The important Hellenised indigenous site of contrada San Benedetto di Caltabellotta has yielded numerous traces that indicate that it was a privileged place for human settlement as early as the prehistoric age. Beneath the remains of the Greek settlement dating from the end of the 6th to the beginning of the 5th century B.C., substantial traces of an indigenous village dating from the 8th to the 7th century B.C. have been found. Recent investigations have also brought to light a section of wall with associated material from the Recent Bronze Age.

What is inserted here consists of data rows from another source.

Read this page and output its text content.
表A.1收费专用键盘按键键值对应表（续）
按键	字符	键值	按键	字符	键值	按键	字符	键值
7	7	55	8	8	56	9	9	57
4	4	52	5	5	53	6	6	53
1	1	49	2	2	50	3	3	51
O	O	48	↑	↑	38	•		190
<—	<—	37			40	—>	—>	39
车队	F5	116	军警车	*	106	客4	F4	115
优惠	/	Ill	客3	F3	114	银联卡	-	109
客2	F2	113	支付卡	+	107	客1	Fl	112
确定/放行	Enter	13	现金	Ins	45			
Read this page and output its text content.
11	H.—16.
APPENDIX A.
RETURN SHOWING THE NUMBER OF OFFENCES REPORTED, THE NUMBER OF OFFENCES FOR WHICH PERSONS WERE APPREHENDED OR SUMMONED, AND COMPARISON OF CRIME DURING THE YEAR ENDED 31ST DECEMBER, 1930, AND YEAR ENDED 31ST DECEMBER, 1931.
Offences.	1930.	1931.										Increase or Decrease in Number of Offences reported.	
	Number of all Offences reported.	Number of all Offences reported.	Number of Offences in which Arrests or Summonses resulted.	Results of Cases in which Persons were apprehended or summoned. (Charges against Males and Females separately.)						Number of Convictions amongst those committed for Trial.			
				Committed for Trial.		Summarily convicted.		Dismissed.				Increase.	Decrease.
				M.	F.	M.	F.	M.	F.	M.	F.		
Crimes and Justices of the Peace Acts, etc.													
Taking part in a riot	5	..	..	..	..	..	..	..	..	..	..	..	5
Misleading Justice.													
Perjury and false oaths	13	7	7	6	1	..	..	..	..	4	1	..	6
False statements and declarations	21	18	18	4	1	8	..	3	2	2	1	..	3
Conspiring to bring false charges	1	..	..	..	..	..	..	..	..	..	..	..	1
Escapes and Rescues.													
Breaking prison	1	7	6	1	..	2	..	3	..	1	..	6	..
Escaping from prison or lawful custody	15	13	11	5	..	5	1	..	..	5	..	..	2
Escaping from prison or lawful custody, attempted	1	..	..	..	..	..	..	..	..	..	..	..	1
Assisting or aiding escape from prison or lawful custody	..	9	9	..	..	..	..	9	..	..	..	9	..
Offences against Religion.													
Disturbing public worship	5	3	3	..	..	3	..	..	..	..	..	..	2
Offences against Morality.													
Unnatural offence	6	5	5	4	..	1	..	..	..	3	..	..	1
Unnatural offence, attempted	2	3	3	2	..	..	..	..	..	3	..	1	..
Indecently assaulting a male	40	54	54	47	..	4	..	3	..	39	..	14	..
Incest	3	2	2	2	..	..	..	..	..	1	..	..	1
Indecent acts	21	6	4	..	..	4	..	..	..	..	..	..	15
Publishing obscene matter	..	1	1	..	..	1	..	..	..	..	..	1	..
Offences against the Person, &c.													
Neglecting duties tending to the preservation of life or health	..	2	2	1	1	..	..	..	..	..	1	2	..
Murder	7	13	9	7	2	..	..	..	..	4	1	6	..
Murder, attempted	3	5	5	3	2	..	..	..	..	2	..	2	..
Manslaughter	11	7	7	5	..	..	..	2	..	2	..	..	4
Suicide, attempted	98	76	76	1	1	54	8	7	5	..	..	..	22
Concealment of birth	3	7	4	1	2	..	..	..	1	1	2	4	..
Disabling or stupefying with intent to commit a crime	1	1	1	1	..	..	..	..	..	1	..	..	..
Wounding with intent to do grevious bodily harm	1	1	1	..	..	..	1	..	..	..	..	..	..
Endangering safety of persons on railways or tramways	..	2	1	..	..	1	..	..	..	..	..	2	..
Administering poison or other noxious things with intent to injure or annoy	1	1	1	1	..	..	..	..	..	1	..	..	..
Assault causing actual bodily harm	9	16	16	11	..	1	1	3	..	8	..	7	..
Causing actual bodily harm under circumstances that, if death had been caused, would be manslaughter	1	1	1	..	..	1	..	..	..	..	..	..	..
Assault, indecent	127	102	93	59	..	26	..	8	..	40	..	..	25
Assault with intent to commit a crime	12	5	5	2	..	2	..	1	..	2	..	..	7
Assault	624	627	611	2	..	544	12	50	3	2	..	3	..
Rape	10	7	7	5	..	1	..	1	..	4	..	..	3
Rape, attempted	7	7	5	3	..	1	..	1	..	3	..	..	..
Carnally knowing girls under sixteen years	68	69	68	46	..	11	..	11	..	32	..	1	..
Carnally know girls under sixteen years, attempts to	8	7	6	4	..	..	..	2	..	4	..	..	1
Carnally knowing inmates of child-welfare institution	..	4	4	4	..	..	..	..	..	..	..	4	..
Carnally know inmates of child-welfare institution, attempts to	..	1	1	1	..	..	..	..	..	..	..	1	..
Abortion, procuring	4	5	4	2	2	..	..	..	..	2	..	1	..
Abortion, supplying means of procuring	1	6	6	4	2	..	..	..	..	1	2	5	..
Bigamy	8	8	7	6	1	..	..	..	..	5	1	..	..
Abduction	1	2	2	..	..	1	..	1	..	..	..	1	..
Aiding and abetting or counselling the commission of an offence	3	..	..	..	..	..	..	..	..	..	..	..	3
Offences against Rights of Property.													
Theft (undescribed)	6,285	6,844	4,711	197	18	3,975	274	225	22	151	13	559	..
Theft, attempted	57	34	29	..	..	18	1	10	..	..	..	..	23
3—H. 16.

From the middle of the 6th century B.C., under the expansionist thrust of Selinunte, the centre increasingly acquired a cultural imprint of Greek matrix. After its destruction in the mid-5th century B.C., the city was reborn at the beginning of the 4th century B.C., probably as the phrourion (fortress) Carthaginian, inserted along the line of defence that runs between the Platani and Belice rivers. The centre was finally destroyed at the beginning of the 3rd century B.C., probably following the events of the First Punic War.
The perimeter of the city walls has been partially identified, of which three long sections and two circular towers have been brought to light. A vast and monumental cult area is also known, characterised by sacred buildings built with large square blocks and defined by an imposing portico located along the south side of the plateau, of which the foundation cuts remain.